Archive for June 13th, 2018
Bagdikian was right: Don’t allow media to concentrate
Ben Bagdikian, one of the nation’s foremost media critics, died in 2016 at age 96. He left behind warnings about concentration in media ownership. We should have paid more attention.

Ben Bagdikian
Beginning in 1983 with the publication of “The Media Monopoly” and again in 2000 with “The New Media Monopoly,” he railed against the growing power of ever fewer owners of media — big fish swallowing little fish, then still bigger fish swallowing those big fish. In the 2000 edition, he called the most monstrous fish “The Big Five” — Time Warner, The Walt Disney Company, Rupert Murdoch’s News Corporation, Viacom, and the German firm Bertelsmann. He argued these corporations had “more communications power than was exercised by any despot or dictatorship in history.”

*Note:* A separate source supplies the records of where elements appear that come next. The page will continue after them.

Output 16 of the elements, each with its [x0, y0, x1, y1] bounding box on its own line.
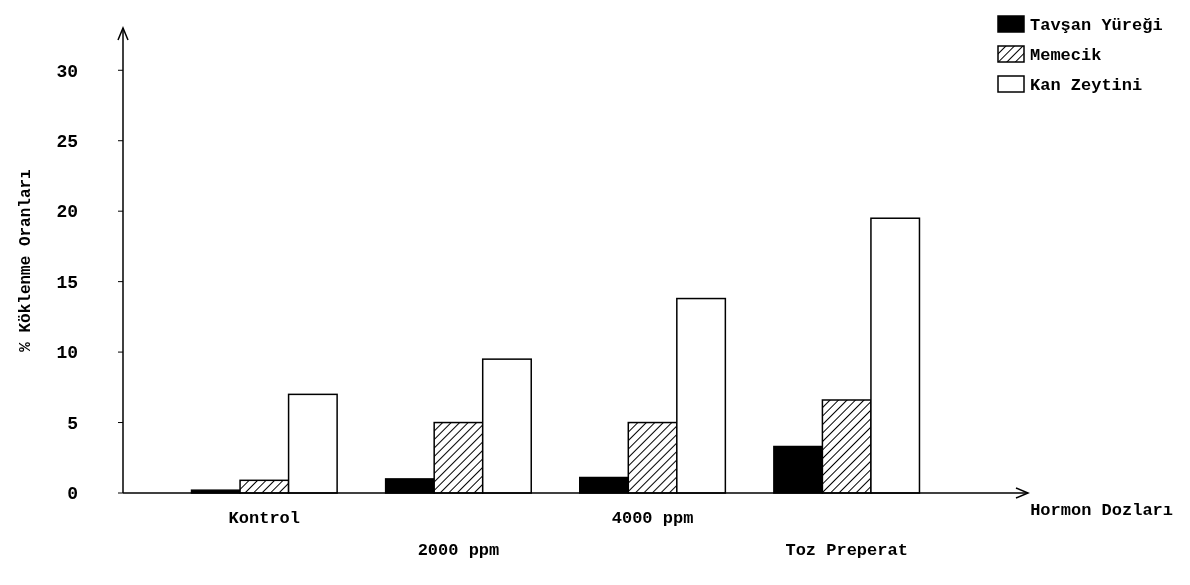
legend-label: Kan Zeytini: [1030, 75, 1143, 95]
x-axis-title: Hormon Dozları: [1030, 501, 1173, 520]
y-tick-label: 10: [56, 343, 78, 364]
x-tick-label: Toz Preperat: [785, 541, 908, 560]
y-tick-label: 5: [67, 413, 78, 434]
legend-label: Memecik: [1030, 45, 1102, 65]
y-tick-label: 15: [56, 272, 78, 293]
x-tick-label: 2000 ppm: [417, 541, 500, 560]
y-tick-label: 25: [56, 132, 78, 153]
y-tick-label: 0: [67, 484, 78, 505]
y-axis-title: % Köklenme Oranları: [17, 169, 35, 352]
x-tick-label: Kontrol: [228, 509, 301, 528]
y-tick-label: 30: [56, 61, 78, 82]
legend-label: Tavşan Yüreği: [1030, 15, 1163, 35]
x-tick-label: 4000 ppm: [611, 509, 694, 528]
y-tick-label: 20: [56, 202, 78, 223]
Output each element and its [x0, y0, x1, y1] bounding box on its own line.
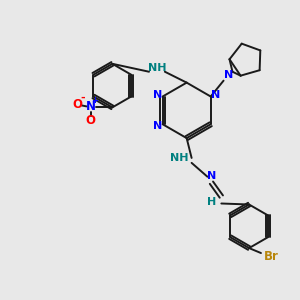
Text: O: O — [73, 98, 83, 111]
Text: N: N — [224, 70, 233, 80]
Text: -: - — [80, 92, 85, 103]
Text: N: N — [153, 121, 162, 131]
Text: N: N — [153, 89, 162, 100]
Text: N: N — [85, 100, 96, 113]
Text: H: H — [207, 196, 216, 206]
Text: N: N — [211, 89, 220, 100]
Text: NH: NH — [148, 63, 166, 73]
Text: Br: Br — [263, 250, 278, 262]
Text: O: O — [85, 114, 96, 127]
Text: N: N — [207, 171, 216, 181]
Text: +: + — [91, 96, 98, 105]
Text: NH: NH — [170, 153, 189, 163]
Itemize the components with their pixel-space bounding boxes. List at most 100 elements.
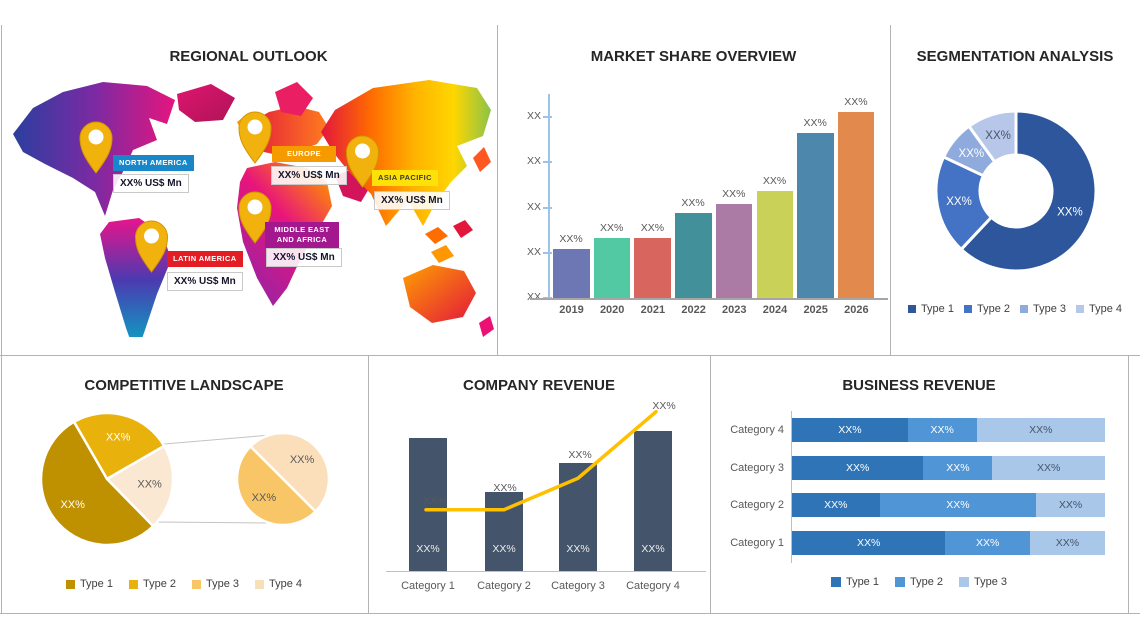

That was only 18 years ago. The world of media has dramatically changed — and, thanks to a federal judge’s decision this week in the merger case of AT&T and Time Warner, more change in media ownership and concentration lies ahead. AT&T (which provides the conduit) and Time Warner (which provides the content) argue they must be allowed to merge to compete with the new generation of media titans — Facebook, Apple, Amazon, Netflix and Google.
Bagdikian would have none of this. He’d continue to argue the media concentration underway for more than a century has consequences on how we the people see ourselves, see others, and govern ourselves.